“The path of a man's life is straight, straight, straight, until the moment when it isn't anymore, and after that it begins to meander around aimlessly, and then get tangled, and then at some point the path gets so confusing that the man's ability to move around in time, his device for conveyance, his memory of what he loves, the engine that moves him forward, it can break, and he can get permanently stuck in his own history.”
“There must be some kind of internal time distortion effect in here, because when I look at myself in the little mirror above my sink, what I see is my father's face, my face turning into his.

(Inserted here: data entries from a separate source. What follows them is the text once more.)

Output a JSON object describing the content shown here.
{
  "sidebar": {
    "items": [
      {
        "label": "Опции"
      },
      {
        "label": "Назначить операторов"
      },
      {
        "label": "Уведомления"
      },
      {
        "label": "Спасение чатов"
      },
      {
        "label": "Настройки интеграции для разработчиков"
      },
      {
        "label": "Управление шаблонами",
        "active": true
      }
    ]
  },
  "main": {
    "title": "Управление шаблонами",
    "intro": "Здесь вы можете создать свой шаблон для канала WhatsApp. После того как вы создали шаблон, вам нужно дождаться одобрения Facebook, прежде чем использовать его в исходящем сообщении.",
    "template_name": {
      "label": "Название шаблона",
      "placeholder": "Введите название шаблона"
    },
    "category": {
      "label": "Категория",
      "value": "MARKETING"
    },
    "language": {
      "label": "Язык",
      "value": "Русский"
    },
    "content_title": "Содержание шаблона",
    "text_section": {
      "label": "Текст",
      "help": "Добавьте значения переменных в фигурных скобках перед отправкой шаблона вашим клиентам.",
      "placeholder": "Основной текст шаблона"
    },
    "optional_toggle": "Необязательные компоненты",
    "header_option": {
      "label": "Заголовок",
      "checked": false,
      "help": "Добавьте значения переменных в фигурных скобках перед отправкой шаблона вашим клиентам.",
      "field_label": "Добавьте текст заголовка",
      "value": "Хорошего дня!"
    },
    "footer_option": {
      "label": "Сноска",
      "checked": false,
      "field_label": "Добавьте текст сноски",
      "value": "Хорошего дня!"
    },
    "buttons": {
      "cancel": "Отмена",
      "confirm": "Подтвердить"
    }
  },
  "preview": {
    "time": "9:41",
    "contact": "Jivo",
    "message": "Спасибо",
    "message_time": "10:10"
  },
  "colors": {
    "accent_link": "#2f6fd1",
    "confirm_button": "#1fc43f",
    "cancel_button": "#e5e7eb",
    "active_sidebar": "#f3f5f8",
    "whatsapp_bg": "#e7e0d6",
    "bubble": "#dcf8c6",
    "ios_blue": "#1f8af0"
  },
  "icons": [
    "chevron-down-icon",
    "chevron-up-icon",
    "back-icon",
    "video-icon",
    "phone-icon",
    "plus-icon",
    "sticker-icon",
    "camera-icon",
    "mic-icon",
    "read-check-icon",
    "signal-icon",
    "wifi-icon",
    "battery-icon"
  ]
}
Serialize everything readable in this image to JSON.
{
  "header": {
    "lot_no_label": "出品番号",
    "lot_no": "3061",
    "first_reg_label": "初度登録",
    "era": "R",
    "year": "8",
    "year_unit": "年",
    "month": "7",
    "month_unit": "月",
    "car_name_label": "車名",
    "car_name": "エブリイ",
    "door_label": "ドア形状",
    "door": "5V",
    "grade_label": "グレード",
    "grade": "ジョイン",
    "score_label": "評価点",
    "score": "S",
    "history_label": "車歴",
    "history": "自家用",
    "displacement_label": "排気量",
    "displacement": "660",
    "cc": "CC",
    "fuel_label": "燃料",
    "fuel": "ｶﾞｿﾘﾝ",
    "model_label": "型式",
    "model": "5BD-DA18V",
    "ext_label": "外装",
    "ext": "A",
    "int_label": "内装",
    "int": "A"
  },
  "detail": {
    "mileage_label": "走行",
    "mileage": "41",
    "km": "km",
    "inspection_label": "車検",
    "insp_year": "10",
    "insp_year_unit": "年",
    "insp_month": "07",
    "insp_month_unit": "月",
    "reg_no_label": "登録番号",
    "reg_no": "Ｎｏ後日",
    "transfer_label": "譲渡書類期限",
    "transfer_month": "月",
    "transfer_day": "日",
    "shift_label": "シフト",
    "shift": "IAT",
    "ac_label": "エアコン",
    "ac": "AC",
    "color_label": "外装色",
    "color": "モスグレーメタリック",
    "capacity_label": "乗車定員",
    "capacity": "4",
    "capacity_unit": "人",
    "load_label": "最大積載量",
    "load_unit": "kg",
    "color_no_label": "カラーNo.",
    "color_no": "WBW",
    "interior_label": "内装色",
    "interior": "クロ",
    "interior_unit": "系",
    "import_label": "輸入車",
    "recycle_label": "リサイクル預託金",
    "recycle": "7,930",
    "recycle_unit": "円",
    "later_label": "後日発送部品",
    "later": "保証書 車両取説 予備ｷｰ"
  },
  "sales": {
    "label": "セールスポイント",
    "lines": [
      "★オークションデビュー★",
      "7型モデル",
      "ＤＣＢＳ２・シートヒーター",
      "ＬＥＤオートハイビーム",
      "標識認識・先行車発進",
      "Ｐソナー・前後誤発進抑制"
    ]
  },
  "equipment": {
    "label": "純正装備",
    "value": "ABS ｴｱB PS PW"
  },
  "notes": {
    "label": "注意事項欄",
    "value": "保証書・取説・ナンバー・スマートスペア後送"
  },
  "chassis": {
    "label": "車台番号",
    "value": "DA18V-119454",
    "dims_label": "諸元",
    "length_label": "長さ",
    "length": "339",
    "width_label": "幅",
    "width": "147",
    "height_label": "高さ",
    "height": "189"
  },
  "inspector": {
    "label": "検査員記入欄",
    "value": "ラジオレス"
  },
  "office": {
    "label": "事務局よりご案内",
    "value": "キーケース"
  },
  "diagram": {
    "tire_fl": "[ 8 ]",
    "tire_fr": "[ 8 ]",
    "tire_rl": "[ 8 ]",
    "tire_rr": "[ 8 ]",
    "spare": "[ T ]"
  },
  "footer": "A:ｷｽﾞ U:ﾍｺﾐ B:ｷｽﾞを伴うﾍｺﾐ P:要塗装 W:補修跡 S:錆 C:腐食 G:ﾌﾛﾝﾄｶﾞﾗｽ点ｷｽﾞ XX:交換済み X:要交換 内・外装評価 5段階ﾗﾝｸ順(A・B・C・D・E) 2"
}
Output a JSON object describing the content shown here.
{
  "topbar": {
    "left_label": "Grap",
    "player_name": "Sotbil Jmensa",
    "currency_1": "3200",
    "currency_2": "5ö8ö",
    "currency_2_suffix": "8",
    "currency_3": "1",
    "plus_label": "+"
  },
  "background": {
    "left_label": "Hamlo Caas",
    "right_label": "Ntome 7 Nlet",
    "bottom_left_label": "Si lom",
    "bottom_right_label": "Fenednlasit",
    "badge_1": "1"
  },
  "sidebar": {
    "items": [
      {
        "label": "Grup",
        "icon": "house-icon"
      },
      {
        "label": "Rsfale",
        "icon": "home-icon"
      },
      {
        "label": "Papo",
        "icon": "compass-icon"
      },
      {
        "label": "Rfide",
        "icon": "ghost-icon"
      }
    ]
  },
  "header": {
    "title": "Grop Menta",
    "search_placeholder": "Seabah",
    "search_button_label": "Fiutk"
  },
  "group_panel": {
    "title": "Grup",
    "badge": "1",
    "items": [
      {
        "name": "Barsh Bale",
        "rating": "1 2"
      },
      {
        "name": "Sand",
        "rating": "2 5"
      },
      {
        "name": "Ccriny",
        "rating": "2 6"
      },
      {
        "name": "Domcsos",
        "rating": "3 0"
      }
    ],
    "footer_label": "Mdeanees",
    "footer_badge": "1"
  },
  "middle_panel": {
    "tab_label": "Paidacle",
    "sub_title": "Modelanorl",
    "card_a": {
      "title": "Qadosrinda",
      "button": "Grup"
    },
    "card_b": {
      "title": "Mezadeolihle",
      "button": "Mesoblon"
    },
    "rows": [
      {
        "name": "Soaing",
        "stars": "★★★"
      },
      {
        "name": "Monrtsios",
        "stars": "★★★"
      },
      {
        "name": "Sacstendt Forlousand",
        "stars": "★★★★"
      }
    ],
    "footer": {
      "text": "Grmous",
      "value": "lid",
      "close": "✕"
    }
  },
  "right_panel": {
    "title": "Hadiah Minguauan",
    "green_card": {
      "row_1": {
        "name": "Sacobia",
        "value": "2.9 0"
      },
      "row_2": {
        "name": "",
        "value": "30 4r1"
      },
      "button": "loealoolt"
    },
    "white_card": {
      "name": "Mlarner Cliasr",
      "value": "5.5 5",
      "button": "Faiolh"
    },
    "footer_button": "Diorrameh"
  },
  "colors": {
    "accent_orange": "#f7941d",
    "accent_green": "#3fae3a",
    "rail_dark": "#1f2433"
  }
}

I am beginning to feel how the man looked, especially how he looked on those nights he came home so tired he couldn't even make it through dinner without nodding off, sitting there with his bowl of soup cooling in front of him, a rich pork-and-winter-melon-saturated broth that, moment by moment, was losing - or giving up - its tiny quantum of heat into the vast average temperature of the universe.”
“My father built a time machine and then he spent his whole life trying to figure out how to use it to get more time. He spent all the time he had with us thinking about how he wished he had more time, if he could only have more time.”
“But really, it’s probably just easiest to keep doing what I’m doing. You know how it goes. At first it’s just for the time being, until you can get your own story together, be the hero in something of your own. You tell people it’s your day job, you tell yourself it’s your day job, and then, at some point, without you noticing, it stops being your day job and just becomes your job.”
“Everyone has a time machine. Everyone *is* a time machine. It's just that most people's time machines are broken. The strangest and hardest kind of time travel is the unaided kind. People get stuck, people get looped. People get trapped. But we are all time machines.”
“Get back in the box. Set it for home, present day. Go see your mom. Bring your dad. Have dinner, the three of you. Go find The Woman You Never Married and see if she might want to be The Woman You Are Going To Marry Someday. Step out of this box. Pop open the hatch. The forces within the chronohydraulic air lock will equalize. Step out into the world of time and risk and loss again. Move forward, into the emily plane. Find the book you wrote, and read it until the end, but don't turn the last page yet, keep stalling, see how long you can keep expanding the infinitely expandable moment. Enjoy the elastic present, which can accommodate as little or as much as you want to put in there. Stretch it out, live inside of it.”
“If I could tell him just one thing, wherever he is, pass him one message, it would be this: he had something. Something to his thoughts, his ideas, the papers in his notebooks, the work we did in the garage. Beyond just a purity to his ideas, a sincerity to his belief, a genuine curiosity, a determination that, if he just sat there long enough, thought hard enough, failed enough times, he'd find a way in.”